The italics and exclamation marks are Whistler’s own, and his denial of British complicity is complete.

Aside from Whistler’s personality, his art finds its only congenial place in the midst of American art.

That his pictures will not hang in any conceivable exhibition of British art without the incongruity being painfully perceptible goes without saying, and none knows this better than English painters themselves.

Of all the various manifestations of art with which Whistler’s has come in sharp contrast, English painting has been the slowest and most stubborn in yielding to influences from the far East; whereas of all painters of the nineteenth century Whistler was the very first to recognize the wondrous qualities of Chinese and Japanese art and absorb what those countries had to teach concerning line and color; and in so far as the painters of England, and more conspicuously those of Scotland, have learned aught of the subtleties and refinements of the East, they have learned it through Whistler, and not direct.
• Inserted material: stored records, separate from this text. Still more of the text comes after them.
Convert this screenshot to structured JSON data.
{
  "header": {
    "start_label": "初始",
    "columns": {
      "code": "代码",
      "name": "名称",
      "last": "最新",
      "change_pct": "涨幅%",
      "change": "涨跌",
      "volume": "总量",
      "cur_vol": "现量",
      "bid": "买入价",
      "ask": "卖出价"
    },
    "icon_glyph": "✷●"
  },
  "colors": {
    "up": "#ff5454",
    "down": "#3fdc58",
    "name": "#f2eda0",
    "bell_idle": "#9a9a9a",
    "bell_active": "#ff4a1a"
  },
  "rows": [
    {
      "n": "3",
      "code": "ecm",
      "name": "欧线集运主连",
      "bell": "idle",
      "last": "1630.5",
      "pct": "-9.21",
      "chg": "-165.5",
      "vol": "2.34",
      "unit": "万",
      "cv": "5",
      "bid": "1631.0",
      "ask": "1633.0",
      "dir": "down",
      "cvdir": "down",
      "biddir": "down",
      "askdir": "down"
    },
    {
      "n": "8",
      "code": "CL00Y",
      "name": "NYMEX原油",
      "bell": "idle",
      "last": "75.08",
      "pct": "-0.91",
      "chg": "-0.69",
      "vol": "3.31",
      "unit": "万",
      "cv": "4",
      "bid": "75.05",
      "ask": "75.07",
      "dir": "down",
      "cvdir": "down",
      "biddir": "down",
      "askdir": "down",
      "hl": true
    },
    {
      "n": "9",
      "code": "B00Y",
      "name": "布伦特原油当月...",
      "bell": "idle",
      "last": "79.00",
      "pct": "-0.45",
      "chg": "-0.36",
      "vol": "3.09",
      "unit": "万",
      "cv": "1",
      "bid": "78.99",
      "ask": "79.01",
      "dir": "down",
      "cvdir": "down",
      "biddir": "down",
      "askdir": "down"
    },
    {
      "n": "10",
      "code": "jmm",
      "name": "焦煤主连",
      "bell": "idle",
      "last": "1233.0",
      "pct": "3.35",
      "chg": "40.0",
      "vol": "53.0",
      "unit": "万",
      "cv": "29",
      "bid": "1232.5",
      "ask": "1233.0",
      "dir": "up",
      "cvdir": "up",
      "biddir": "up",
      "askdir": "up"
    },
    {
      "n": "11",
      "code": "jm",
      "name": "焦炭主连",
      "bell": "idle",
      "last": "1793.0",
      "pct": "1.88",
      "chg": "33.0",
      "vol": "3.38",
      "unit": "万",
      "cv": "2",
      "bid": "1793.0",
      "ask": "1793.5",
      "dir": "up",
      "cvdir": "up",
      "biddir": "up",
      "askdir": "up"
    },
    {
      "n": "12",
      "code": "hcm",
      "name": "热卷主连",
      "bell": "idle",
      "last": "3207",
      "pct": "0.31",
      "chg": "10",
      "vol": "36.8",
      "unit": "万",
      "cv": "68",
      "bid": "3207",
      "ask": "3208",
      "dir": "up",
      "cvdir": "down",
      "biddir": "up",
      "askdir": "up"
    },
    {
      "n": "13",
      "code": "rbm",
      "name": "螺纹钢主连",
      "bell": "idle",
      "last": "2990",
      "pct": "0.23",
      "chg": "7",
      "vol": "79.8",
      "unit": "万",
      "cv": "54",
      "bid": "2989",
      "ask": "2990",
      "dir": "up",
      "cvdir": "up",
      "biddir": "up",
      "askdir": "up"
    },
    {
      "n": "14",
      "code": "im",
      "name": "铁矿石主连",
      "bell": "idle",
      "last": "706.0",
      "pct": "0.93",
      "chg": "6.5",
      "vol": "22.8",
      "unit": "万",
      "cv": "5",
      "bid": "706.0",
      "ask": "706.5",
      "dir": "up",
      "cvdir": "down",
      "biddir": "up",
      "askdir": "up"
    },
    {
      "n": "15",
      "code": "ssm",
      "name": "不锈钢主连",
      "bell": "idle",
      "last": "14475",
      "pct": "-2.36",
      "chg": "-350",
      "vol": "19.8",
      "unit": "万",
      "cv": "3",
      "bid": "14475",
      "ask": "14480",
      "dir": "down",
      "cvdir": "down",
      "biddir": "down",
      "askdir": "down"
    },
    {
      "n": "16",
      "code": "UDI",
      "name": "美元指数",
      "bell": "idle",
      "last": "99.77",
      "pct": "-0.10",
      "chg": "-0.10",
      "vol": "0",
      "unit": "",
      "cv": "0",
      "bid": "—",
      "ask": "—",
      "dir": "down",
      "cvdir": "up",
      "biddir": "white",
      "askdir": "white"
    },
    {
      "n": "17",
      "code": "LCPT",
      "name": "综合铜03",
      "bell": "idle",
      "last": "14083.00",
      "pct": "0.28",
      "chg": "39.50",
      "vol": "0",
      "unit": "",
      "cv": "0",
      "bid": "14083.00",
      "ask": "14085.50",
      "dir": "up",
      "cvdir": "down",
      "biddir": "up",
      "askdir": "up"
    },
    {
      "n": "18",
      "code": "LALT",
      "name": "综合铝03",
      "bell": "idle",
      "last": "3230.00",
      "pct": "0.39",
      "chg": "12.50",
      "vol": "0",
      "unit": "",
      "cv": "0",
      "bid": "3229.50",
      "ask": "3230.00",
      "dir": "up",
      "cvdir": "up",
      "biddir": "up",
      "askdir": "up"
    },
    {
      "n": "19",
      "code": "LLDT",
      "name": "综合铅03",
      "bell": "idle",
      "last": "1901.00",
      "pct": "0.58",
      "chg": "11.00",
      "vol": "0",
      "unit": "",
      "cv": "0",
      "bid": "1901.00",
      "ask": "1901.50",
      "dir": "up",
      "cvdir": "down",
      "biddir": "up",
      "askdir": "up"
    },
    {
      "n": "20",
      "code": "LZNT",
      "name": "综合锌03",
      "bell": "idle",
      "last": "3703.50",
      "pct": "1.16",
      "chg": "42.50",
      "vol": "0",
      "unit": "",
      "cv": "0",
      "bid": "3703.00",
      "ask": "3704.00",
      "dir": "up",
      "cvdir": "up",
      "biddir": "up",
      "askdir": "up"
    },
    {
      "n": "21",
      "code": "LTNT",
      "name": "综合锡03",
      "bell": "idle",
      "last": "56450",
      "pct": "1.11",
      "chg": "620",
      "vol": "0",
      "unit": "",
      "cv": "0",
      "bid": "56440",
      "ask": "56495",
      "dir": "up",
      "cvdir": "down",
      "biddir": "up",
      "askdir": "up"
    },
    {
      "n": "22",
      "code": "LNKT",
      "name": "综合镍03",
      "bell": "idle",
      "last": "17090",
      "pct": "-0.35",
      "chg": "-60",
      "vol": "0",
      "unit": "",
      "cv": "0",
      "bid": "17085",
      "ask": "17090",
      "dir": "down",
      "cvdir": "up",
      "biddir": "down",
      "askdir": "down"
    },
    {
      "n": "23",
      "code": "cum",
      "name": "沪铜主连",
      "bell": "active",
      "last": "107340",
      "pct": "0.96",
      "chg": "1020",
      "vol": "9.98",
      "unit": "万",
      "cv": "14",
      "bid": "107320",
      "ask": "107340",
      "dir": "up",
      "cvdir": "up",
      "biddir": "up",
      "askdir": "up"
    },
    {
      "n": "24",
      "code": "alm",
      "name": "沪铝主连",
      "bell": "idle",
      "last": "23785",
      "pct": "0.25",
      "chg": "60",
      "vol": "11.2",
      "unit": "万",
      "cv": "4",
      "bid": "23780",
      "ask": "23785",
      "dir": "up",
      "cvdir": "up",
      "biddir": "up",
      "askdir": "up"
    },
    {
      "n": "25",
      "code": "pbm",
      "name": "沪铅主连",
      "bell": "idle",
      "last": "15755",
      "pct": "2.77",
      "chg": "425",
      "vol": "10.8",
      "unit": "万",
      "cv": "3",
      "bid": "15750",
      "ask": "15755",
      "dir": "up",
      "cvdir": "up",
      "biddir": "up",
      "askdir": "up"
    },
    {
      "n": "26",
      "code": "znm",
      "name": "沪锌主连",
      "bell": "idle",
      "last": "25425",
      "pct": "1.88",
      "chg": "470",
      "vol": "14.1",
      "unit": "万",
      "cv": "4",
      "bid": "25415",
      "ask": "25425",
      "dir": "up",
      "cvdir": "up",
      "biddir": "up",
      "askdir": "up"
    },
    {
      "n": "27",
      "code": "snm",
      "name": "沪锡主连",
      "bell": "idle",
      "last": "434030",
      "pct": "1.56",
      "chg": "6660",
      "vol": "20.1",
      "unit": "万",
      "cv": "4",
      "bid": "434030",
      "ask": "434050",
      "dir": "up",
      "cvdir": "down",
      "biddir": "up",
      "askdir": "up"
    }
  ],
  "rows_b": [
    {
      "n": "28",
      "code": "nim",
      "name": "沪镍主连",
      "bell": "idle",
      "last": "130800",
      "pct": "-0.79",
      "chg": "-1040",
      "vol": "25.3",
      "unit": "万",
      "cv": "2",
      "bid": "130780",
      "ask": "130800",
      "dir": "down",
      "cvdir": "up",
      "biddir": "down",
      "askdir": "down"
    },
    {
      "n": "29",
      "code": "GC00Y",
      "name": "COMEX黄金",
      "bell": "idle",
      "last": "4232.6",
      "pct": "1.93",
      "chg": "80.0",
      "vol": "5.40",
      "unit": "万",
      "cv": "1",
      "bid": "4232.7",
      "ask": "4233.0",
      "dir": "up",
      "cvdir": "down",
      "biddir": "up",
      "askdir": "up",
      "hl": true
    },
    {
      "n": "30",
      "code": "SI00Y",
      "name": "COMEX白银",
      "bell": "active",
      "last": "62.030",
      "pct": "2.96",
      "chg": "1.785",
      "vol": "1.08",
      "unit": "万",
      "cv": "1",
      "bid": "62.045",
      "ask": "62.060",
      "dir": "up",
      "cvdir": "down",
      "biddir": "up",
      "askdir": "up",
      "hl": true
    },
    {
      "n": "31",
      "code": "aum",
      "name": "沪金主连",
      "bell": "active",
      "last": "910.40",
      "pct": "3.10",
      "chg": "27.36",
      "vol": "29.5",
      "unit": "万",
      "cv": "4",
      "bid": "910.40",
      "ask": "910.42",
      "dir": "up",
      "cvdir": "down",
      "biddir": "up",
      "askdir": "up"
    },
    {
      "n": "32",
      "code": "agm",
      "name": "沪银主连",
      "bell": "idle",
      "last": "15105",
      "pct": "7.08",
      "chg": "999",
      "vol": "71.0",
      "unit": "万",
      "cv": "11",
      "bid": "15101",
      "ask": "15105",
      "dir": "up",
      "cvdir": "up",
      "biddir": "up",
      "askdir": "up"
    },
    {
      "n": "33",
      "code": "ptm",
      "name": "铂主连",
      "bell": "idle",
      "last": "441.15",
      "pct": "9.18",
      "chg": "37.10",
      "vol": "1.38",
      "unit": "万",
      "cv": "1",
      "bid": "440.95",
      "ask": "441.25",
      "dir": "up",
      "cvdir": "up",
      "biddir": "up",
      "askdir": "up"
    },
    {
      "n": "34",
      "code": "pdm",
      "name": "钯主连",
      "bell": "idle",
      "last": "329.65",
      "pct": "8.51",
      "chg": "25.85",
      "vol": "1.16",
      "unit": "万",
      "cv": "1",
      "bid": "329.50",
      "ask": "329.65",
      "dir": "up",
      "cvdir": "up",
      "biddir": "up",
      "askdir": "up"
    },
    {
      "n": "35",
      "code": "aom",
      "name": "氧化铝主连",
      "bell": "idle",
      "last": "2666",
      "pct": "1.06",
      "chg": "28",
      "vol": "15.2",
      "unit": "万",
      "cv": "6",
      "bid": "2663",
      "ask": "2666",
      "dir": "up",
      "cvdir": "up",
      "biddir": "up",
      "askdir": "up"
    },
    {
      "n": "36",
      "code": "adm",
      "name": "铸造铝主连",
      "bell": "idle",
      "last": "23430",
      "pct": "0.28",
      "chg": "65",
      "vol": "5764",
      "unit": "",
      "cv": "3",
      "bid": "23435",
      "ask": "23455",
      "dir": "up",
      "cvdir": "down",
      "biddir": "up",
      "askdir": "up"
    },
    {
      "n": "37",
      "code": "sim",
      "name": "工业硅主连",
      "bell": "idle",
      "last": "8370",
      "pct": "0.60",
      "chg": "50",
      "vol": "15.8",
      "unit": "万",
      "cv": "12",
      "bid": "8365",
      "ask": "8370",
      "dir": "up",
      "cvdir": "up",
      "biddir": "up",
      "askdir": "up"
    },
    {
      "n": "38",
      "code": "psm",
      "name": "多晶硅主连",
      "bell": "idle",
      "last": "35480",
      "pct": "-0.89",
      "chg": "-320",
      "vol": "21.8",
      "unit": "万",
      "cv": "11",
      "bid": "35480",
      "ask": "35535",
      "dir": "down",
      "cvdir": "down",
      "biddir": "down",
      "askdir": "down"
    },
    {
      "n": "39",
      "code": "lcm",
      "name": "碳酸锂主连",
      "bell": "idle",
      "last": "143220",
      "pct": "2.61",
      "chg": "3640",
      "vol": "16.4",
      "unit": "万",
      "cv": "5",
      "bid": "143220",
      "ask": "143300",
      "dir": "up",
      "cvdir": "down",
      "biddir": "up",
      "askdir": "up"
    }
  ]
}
In other words, Whistler has been absolutely immune to English influences; there is not the faintest trace in any of his works, etchings, lithographs, or paintings. In temperament, mood, fancy, and imagination, in what he saw and the manner that he painted it, he was as far removed from any “English School” as Hokusai himself.

On the other hand, England for some time has not been immune to his influence, and things after—a long way after—Whistler appear at every exhibition. What is known as the “Glasgow School”—that body of able and progressive painters—long ago frankly accepted him as master.

Of English painters dead and living he had a poor—possibly too poor—opinion. He frequently said, “England never produced but one painter, and that was Hogarth.” In mellower moments he would say not unkind things of certain qualities in other men; towards the living painters who appreciated his art he was oftentimes generous in the bestowal of praise. But it was impossible for Whistler to say a thing was good if he did not think so; and he would exercise all his ingenuity to get out of expressing an opinion when he knew his real opinion would hurt the feelings of a friend. Towards strangers and enemies he was often almost brutal in condemning what was bad,—as when a rich man took him over his new house, dwelling with pride and enthusiasm on this extraordinary feature and that, at each of which Whistler would exclaim, “Amazing, amazing!” until at the end of their tour of the rooms and halls, he at last said, “Amazing,—and there’s no excuse for it!”

Of his attitude towards others a friendly writer said:[4]

“He was not a devotee of Turner, but he yielded to no man in appreciation of certain of the works of that painter. He was not lavish of praise where his contemporaries were concerned. Though he could say pleasant things about them in a rather vague way,—calling some young painter ‘a good fellow,’ and so on,—words of explicit admiration he did not promiscuously bestow. The truth is, there was an immense amount of stuff which he saw in the exhibitions which he frankly detested. Yet conversation with him did not leave the impression that he was a man grudging of praise. It was rather that a picture had to be exceptionally good to excite his emotions. One point is significant. It was not the flashy and popular painter that he invited to share in the gatherings for which his Paris studio was noted: it was the painter like Puvis de Chavannes, the man who had greatness in him.”